Shadrak secoue la tête.
— L’implant que j’ai dans ma main est réglé sur l’activité électrique de mon cerveau. Si je meurs, si l’on se livre sur moi à la moindre manipulation mentale, s’il se produit une interruption significative de mes rythmes cérébraux, la valve commence automatiquement à injecter du liquide céphalo-rachidien dans votre moelle. Ma mort prélude obligatoirement à la vôtre, monsieur le Président. Nos destins sont liés. Préservez ma vie, afin de préserver la vôtre.
— Et si je faisais ôter la valve de mon crâne pour la remplacer par une autre qui soit un peu moins… versatile ?

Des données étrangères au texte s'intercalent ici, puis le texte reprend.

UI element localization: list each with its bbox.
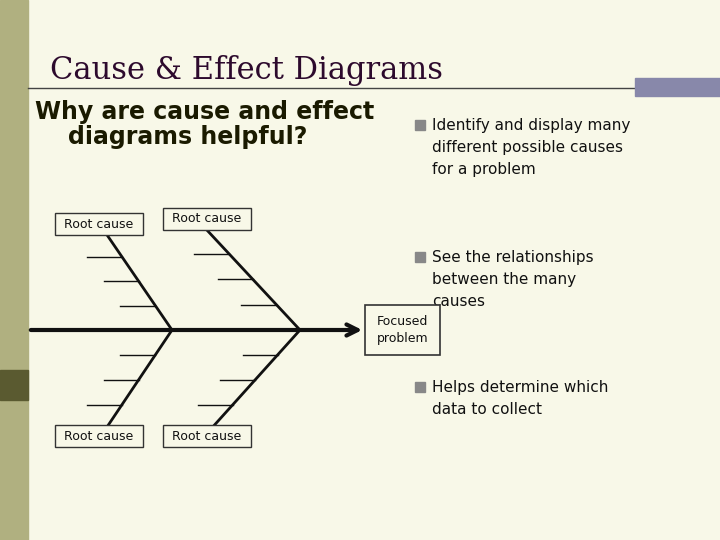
Bar	[163, 208, 251, 230]
Text: Identify and display many
different possible causes
for a problem: Identify and display many different poss…	[432, 118, 631, 178]
Bar	[163, 425, 251, 447]
Bar	[415, 252, 425, 262]
Text: Cause & Effect Diagrams: Cause & Effect Diagrams	[50, 55, 443, 86]
Text: Root cause: Root cause	[172, 429, 242, 442]
Bar	[415, 382, 425, 392]
Bar	[365, 305, 440, 355]
Text: Helps determine which
data to collect: Helps determine which data to collect	[432, 380, 608, 417]
Bar	[55, 425, 143, 447]
Text: Why are cause and effect: Why are cause and effect	[35, 100, 374, 124]
Bar	[0, 0, 28, 540]
Text: Root cause: Root cause	[64, 218, 134, 231]
Text: Root cause: Root cause	[64, 429, 134, 442]
Bar	[415, 120, 425, 130]
Bar	[0, 370, 28, 400]
Text: Focused
problem: Focused problem	[377, 315, 428, 345]
Text: See the relationships
between the many
causes: See the relationships between the many c…	[432, 250, 593, 309]
Text: diagrams helpful?: diagrams helpful?	[35, 125, 307, 149]
Bar	[55, 213, 143, 235]
Bar	[635, 78, 720, 96]
Text: Root cause: Root cause	[172, 213, 242, 226]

— Non, monsieur le Président. Il vous est impossible de subir une intervention sans que j’en sois aussitôt averti par mes implants. Il va de soi que je prendrais immédiatement des mesures défensives. Non, nous sommes devenus une seule entité en deux corps, monsieur le Président. Et nous resterons ainsi à jamais.
— Très astucieux. Et qui vous a fabriqué cette petite merveille technique ?
— Buckmaster, monsieur le Président.
— Buckmaster ? Il est mort depuis le mois de mai. Vous ne pouviez alors savoir que…
— Buckmaster est toujours en vie, monsieur le Président, fait Shadrak d’une voix douce.
— Toujours en vie. Étrange.
— En effet.
— Je ne comprends pas.
Shadrak s’abstient de répondre.
— Vous m’avez planté une bombe dans le corps, déclare Gengis Mao au bout d’un moment.
— En quelque sorte, monsieur le Président.
— Mon pouvoir s’étend sur toute l’humanité. Et le vôtre s’étend sur moi, Shadrak. Mesurez-vous ce que cela fait de vous ? C’est vous le véritable khan, à présent ! Gloire à Gengis III Mao V ! Gengis Mao éclate d’un rire sauvage. Comprenez-vous cela ? Savez-vous ce que vous avez accompli ?
— Cette pensée m’a traversé l’esprit, reconnaît Shadrak.
— Vous pourriez me forcer à démissionner. Vous pourriez m’obliger à vous prendre comme successeur. Vous pourriez me tuer et assumer la présidence dans la plus parfaite légalité. Voyez-vous tout cela ? Naturellement, vous le voyez. Est-ce ce que vous comptez faire ?
— Non. La dernière chose au monde que je désire est d’être président.
— Allez-y. Agitez-moi la main sous le nez et faites un coup d’État. Prenez le pouvoir, Shadrak. Je suis vieux, je suis fatigué, je m’ennuie, je tombe en ruine. Je ne m’oppose pas à être renversé. J’admire votre astuce. Ce que vous avez fait me fascine. Personne ne m’a jamais possédé à ce point, vous en rendez-vous compte ? Vous avez réussi ce que des milliers d’ennemis n’ont pas su accomplir. Le calme et le loyal Shadrak, Shadrak sur qui l’on peut toujours se reposer, vous m’avez eu. Vous me possédez. Je suis votre marionnette, à présent, vous en rendez-vous compte ? Allez-y. Nommez-vous président. Vous l’avez bien gagné, Shadrak.